Personas as a design tool


This post is part of a series discussing the process we’re undertaking to redesign our user interface and branding. We’re sharing in the spirit of “designing in the open” with the hope that it might be of value to our customers and others in our community.

In my previous post, I mentioned how we have utilised research methods to inform our practice (my talk on service design at last year’s Saasu conference, presented before I joined the Saasu team, expands on this somewhat). One of the challenges with using such research, whether it be qualitative or quantitative, is how to communicate and represent the data in a way that’s meaningful to the design team. While we can’t map every single one of our users’ requirements, our aim is to “package” our research findings in way that we can keep our customers front and centre in our design process.

Imagine that you’ve done some surveys (quantitative research) and you have some good information on your customers. Typically this information is presented in summary, for example:

  • Age: 28–42 years of age
  • Gender: 32% male/68% female
  • Income: $50k–85k

As a designer, it’s very hard to design to that. What does it all mean?

Qualitative data can be added to the picture to help provide further insights. For example, through interviews or a mobile diaries study we might find that our participants really enjoy the outdoors and hold family to be very important.

This “richer” data can be very helpful, but we don’t want to design specifically for interviews. Plus, it can be very hard to connect the data-sets (qual and quant) together in ways that the design team, business stakeholders and other interested parties can use. This is one place where a tool known as personas can really help.

Saasuvians Grant and Coralie working with personas at the Saasu office

In my previous design practice I put together a short guide to personas (available under a Creative Commons license) that explains a little bit about what personas are and how they work. From the guide:

Personas are discussion documents that we use to help us see our work through the eyes of the people we aim to serve—our internal and external stakeholders: customers, suppliers, donors, staff, constituents, citizens etc.  They represent archetypical (but importantly not stereotypical) users of the products, systems, and other business processes we are considering in our work.

There are a couple of key points in there. The first is that personas are only as valuable as the discussions they enable. The actual document/artefact is a small part of the value that they provide. The second thing is that we should not fall into overly simplistic caricature when we develop personas. For this reason, they are best based on research1.

I find the value of personas is difficult to get across in words alone, unfortunately. It is not until you experience them in the context of a project that their value becomes fully apparent. I had one client who worked with qualitative and quantitive research findings on a regular basis comment on how effective personas were at representing learnings in a way that’s meaningful and actionable, moreso than the reports and traditional communications they’d used in the past. This is the key value of personas, in my view.

I could write a whole series on personas—workshop and other methods to create them, dos and don’ts etc.—but I’ll skip that for the moment. (Please do drop us a comment if you’d like to learn more about this method, as I’d happily expand if there is interest.)

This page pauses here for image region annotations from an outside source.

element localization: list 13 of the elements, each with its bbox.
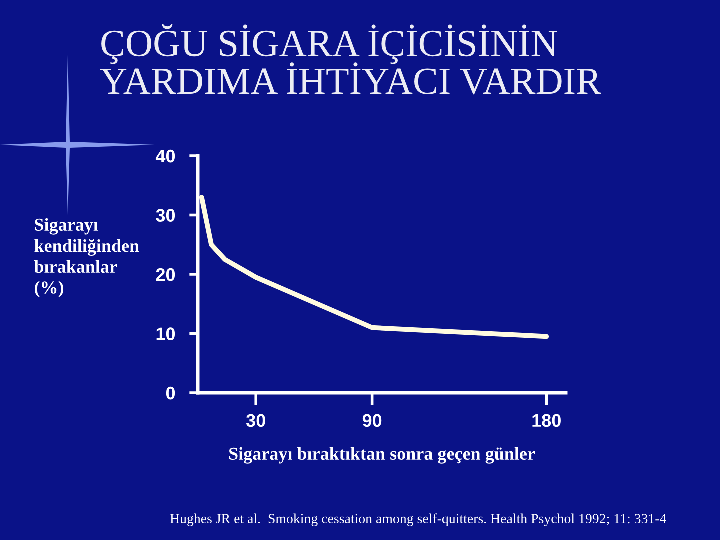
x-tick-label: 180 (532, 414, 561, 428)
y-tick-label: 40 (156, 150, 176, 163)
x-axis-title: Sigarayı bıraktıktan sonra geçen günler (229, 447, 536, 464)
x-tick-label: 90 (362, 414, 382, 428)
y-tick-label: 10 (156, 328, 176, 340)
x-tick-label: 30 (246, 414, 266, 428)
y-tick-label: 20 (156, 268, 176, 282)
line-series (199, 195, 550, 340)
y-axis-title: Sigarayı kendiliğinden bırakanlar (%) (34, 218, 140, 298)
text: Hughes JR et al. Smoking cessation among self-quitters. Health Psychol 1992; 11: 331-4 (170, 514, 666, 526)
y-tick-label: 0 (166, 386, 176, 400)
chart-title: ÇOĞU SİGARA İÇİCİSİNİN YARDIMA İHTİYACI VARDIR (100, 24, 602, 95)
y-tick-label: 30 (156, 209, 176, 222)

In brief, we find personas help us to:

  • Keep the people we aim to serve at the centre of our attention.
  • Imagine walking in the shoes of the people we aim to serve—to empathise and to see what we are working on from their perspective. Will it make sense based on their mental models and perspectives? (i.e. the way they approach problem solving and how they frame obstacles etc.)
  • Discover new opportunities to service our customers—by thinking of our offering from their perspective we can find new ways of meeting those needs that we might have otherwise done considering things from an internal perspective.
  • Focus our work—whether that be determining what features to build or where marketing and advertising would be best placed.

I find in practice that a “working set” of about 4 well-constructed personas works well for any given project. We have about 10 personas in total, which we re-organise/prioritise depending on the project we are working on. Our personas were based on the interviews with our customers and partners I’ve mentioned earlier, and no doubt will continue to evolve as our research practice expands. We combined these learnings with staff knowledge of our customers (e.g. from service calls, meetings with customers, conference conversations etc.) to develop a number of personas related to our business. We’ve found them to be particularly effective as a tool to focus the team and to communicate the needs of our customers.

Have you used personas in your business? What was your experience like?

Notes

  1. Some experienced practitioners take a harder line than I do, arguing that personas should only ever be based on research data, and should not include any creative license or information garnered from staff domain expertise. I’ve personally found that even semi-fictional personas based on the experience of staff can be very helpful at illuminating assumptions and perspectives. And sometimes they be surprisingly accurate (i.e. that further research supports the original assumptions), especially when they are based on interactions with the stakeholders we are seeking to represent. However, it is important to recognise what personas are based on and to treat them accordingly, and to verify/inform with research at every opportunity.